What is the average size of horned frog pooh? The size of rabbit pooh?


----------



## Cat&Dean (Jun 21, 2009)

is it the length of a piece of string then lol


----------



## DeadLee (Apr 7, 2010)

Do you guys get annoyed by threads like these? I know they are silly but i really like these kind of threads.


----------



## TIMOTHY AND MATILDA (Oct 31, 2008)

Whites do whoppers :lol2:


----------



## Punchfish (Jun 13, 2008)

I can't see the video as I'm at work, but they can do massive poos.


----------



## jme2049 (Jan 11, 2008)

im staying well clear of horned's if their poos are bigger than mine. thats mental


----------



## DeadLee (Apr 7, 2010)

Oh god that is huge!! What is the average size?


----------



## Punchfish (Jun 13, 2008)

I would say that was one of his biggest poos. Average size is a wee bit smaller, but still pretty massive compared to the size of them.


----------



## LIZARD (Oct 31, 2007)

thats a BEAST!!! made my eyes water :lol2:


----------



## agreendream (Dec 8, 2009)

Punchfish, Why does that poo like VERY like a finger????
You done some one over?? 

:lol2:


----------



## LIZARD (Oct 31, 2007)

go ahead and post. We all know what comes out the other end, but can seem quite a shock for new owners!
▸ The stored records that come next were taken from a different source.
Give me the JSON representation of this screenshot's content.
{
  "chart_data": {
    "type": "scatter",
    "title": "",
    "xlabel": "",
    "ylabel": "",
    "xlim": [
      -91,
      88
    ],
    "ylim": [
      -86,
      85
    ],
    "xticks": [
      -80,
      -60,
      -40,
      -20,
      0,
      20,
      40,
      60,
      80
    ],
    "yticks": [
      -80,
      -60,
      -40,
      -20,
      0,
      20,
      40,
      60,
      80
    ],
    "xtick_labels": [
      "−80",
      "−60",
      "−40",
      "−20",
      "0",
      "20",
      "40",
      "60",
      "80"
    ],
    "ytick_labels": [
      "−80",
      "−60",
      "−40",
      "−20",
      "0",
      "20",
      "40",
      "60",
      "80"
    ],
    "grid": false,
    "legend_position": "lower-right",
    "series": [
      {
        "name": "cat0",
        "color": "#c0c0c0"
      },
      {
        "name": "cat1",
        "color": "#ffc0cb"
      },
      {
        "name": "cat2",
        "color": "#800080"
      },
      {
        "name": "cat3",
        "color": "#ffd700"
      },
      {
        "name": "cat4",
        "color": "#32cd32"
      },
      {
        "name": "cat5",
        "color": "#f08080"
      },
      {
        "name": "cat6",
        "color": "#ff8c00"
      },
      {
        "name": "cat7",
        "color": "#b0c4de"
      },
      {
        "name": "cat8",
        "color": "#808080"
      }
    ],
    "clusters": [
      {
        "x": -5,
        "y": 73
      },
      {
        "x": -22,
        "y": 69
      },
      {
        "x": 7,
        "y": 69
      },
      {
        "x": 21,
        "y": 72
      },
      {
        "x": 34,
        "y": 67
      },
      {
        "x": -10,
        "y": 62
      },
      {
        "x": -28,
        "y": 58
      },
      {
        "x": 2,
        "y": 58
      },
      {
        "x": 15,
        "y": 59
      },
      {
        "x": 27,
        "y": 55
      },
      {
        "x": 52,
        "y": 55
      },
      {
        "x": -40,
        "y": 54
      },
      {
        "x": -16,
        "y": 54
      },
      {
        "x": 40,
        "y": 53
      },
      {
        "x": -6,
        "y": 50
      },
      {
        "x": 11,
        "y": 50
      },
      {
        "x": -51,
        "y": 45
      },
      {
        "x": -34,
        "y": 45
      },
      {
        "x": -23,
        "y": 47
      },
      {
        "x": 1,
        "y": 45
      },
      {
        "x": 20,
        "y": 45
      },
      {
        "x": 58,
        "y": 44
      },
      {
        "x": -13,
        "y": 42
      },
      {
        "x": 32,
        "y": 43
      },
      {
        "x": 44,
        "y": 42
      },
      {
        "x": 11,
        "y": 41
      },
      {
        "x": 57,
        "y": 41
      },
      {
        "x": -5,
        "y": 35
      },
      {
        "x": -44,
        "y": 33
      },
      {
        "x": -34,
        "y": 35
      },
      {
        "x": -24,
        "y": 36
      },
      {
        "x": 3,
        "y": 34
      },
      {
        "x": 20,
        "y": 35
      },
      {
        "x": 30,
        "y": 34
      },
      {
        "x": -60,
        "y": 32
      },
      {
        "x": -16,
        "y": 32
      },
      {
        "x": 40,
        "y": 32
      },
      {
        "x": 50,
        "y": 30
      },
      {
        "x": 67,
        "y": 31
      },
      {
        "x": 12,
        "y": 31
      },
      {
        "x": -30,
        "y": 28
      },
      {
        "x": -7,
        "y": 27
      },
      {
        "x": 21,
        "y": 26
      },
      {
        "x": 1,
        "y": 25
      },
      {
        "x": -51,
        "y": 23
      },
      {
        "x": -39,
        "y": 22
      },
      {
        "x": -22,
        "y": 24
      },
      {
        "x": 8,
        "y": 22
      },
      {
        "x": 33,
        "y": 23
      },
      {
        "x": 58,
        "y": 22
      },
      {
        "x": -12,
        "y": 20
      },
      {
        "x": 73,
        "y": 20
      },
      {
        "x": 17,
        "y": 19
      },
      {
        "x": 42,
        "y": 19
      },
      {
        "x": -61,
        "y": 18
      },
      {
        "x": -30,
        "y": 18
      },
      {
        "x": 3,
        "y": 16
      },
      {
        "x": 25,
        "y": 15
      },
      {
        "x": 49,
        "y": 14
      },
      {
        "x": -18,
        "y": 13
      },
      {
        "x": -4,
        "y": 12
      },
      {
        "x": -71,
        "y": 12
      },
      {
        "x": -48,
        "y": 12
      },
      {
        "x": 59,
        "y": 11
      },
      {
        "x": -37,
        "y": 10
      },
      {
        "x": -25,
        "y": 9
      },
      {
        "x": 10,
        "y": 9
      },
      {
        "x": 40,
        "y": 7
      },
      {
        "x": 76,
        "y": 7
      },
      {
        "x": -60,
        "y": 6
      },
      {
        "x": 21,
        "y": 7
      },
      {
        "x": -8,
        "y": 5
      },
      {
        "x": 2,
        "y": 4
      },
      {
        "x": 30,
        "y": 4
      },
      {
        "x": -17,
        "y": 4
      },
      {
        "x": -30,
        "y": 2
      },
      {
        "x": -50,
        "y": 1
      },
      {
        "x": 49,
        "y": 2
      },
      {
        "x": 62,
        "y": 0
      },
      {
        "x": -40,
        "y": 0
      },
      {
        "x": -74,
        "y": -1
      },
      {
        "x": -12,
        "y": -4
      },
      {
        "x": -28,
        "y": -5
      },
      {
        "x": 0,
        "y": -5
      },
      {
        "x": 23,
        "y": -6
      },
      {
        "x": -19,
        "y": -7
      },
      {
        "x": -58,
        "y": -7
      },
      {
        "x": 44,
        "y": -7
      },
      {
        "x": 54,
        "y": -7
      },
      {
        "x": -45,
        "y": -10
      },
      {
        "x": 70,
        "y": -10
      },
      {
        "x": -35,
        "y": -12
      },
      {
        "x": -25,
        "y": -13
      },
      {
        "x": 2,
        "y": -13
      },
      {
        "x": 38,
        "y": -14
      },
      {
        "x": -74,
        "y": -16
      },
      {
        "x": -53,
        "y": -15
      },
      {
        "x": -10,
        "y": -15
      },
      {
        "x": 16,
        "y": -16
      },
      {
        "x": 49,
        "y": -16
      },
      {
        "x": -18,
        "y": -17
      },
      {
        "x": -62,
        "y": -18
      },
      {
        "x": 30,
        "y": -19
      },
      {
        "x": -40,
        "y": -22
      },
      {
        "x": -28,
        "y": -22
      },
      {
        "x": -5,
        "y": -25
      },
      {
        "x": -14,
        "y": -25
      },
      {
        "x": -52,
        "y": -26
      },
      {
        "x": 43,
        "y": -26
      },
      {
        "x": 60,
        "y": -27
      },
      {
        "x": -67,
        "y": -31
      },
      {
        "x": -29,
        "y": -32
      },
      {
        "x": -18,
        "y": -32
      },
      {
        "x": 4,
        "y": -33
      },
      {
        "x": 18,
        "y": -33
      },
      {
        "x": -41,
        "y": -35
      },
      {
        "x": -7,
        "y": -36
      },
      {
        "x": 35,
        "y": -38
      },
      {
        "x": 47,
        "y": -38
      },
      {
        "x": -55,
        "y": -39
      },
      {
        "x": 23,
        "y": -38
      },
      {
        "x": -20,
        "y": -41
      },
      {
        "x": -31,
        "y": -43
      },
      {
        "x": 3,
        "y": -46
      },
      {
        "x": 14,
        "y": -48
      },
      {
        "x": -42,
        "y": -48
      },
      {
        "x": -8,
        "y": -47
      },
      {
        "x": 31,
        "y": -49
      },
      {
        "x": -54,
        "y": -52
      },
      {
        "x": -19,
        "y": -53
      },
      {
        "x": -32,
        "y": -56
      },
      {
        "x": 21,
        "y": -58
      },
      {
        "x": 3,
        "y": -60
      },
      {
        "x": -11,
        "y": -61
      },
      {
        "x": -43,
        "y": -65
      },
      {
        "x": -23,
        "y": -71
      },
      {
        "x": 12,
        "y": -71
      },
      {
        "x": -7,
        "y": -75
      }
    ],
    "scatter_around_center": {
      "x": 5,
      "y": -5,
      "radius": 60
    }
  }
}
I think threads like this ARE important for new comers to the hobby, plus we have a giggle too and can all join in too


----------



## Punchfish (Jun 13, 2008)

agreendream said:


> Punchfish, Why does that poo like VERY like a finger????
> You done some one over??
> 
> :lol2:


Haha, I think it would take a fair while and to feed a human to a horned frog.

Must say that is just after a mouse so is pinker than usual. Its normally a dark brown colour.


----------



## DeadLee (Apr 7, 2010)

Shows how childish i am you saw a finger...i saw a penis


----------



## Sid crock (Apr 10, 2010)

Thats what happens when you feed mice!


----------